The Conditions of Will by Jessa Hastings
Author: Jessa Hastings
Genre: Literary Fiction / Contemporary Fiction / Family Drama
Themes: Grief, identity, family estrangement, addiction, legacy, love
Rating: 4.75 out of 5
The Setup
Jessa Hastings trades the high-gloss world of Magnolia Parks for something quieter, more introspective, and deeply affecting in The Conditions of Will. The novel follows Georgia Carter, a 24-year-old lie-detection expert in London who is called back to South Carolina after the death of her estranged father, Will Carter. The death is jarring, but what unravels from it is even more destabilizing—a surprise inheritance left to a stranger, a hidden side of her father, and the reopening of wounds the Carter family buried long ago.
Character Deep Dive
Georgia Carter is messy, smart, cynical, and emotionally layered. Her voice carries both biting wit and unflinching vulnerability as she tries to reckon with the version of herself that left the South—and the one who is now forced to return.

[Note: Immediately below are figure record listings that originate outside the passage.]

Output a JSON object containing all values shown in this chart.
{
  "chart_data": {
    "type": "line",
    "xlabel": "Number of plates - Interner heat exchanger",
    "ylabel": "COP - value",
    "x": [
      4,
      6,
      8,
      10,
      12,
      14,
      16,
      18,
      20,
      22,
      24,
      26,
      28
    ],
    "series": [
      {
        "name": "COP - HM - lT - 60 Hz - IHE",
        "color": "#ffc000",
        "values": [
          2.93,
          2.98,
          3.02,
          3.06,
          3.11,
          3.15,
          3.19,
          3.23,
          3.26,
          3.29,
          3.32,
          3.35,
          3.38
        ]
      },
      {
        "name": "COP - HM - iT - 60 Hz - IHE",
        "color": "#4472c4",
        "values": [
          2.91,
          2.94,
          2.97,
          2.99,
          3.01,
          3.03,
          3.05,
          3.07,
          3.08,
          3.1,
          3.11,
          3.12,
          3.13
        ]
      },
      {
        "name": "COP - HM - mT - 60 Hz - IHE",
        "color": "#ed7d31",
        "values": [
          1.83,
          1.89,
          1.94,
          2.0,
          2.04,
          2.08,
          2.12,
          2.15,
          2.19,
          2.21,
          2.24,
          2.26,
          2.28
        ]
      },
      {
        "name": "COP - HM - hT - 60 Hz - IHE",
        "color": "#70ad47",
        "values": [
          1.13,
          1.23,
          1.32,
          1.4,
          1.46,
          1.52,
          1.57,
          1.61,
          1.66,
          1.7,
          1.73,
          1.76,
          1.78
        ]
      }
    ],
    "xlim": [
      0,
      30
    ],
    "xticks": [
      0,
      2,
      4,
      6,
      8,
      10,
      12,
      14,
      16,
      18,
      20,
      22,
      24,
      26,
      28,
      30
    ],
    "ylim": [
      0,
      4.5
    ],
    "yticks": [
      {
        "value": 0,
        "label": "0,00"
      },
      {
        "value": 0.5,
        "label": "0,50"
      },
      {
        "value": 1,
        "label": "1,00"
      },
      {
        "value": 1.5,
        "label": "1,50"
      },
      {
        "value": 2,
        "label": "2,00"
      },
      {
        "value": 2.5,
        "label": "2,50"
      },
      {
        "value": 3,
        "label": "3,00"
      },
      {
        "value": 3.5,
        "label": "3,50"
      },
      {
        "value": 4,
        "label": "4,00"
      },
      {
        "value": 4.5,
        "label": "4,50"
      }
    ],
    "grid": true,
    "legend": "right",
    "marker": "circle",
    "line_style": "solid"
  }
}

Oliver Carter, her brother, is battling addiction and haunted by their shared past, his storyline is both redemptive and tragic.
Sam Penny, Oliver’s AA sponsor and Georgia’s complicated love interest, is not your typical romantic lead. He is soft, present, and understanding Aussie. A man who listens, rather than saves. His presence is as healing as it is disruptive. The rest of the Carter family especially the mother, Margaret, and siblings Maryanne and Tennyson are shades of resentment, denial, and slow-burning revelations.
Plot & Pacing
The story unfolds like a Southern summer—slow at first, then sticky with secrets. The pacing is measured, intentionally so. This is not a plot-heavy thriller, but a character study one that unearths buried truths at the precise moment the reader is ready for them. The catalyst for much of the tension is Will Carter’s will, which bequeaths a lake house to a mysterious man named Alexis Beauchêne, a figure no one in the family has ever heard of. What follows is a slow-burning unraveling of Will’s hidden identity, Georgia’s past shame, and the real conditions—emotional, spiritual, personal—that define family.
Themes & Emotion
At its core, The Conditions of Will is about the legacy of silence. What we do not say to the people we love, and the truths we withhold to survive our own stories. Hastings beautifully explores:
· Grief and estrangement
· The illusion of the “ideal” Southern family
· Addiction and recovery
· Queerness and generational shame
· Feminine rage and forgiveness
Hastings does not shy away from tough questions: What do we owe to family? Can love and harm exist in the same space? What happens when someone you loved turns out to have lived a life you never truly knew?
Who This Book Is For:
Those who love….
· Multi-layered family drama
· Emotionally intelligent romance
· LGBTQ+ representation handled with care
· Stories about women coming back home to reclaim their power
· Southern Gothic settings without the ghosts, but all the haunting
This book is for you.
My Final Thoughts:
The Conditions of Will is not a book you race through. It is one you linger in. I found myself stopping the audio several times to reflect and even to highlight or annotate in the book. It is a literary meditation on the quiet violence of secrets and the soft redemption of being seen. Hastings proves herself not just as a romance writer, but as a true literary voice. This story can be seen and reflected in many families. Parents DO have favorites whether they admit it or not. Worse is when parents actually voice or favor that child(ren) over the other. What that does to the child impacts either positively or negatively for a lifetime. To grow up in a world when not even your parents will help or love you or even ask how you are doing in the world. The story made me sad as an inner child and as a parent. Read with caution but READ the book. It’s worth it.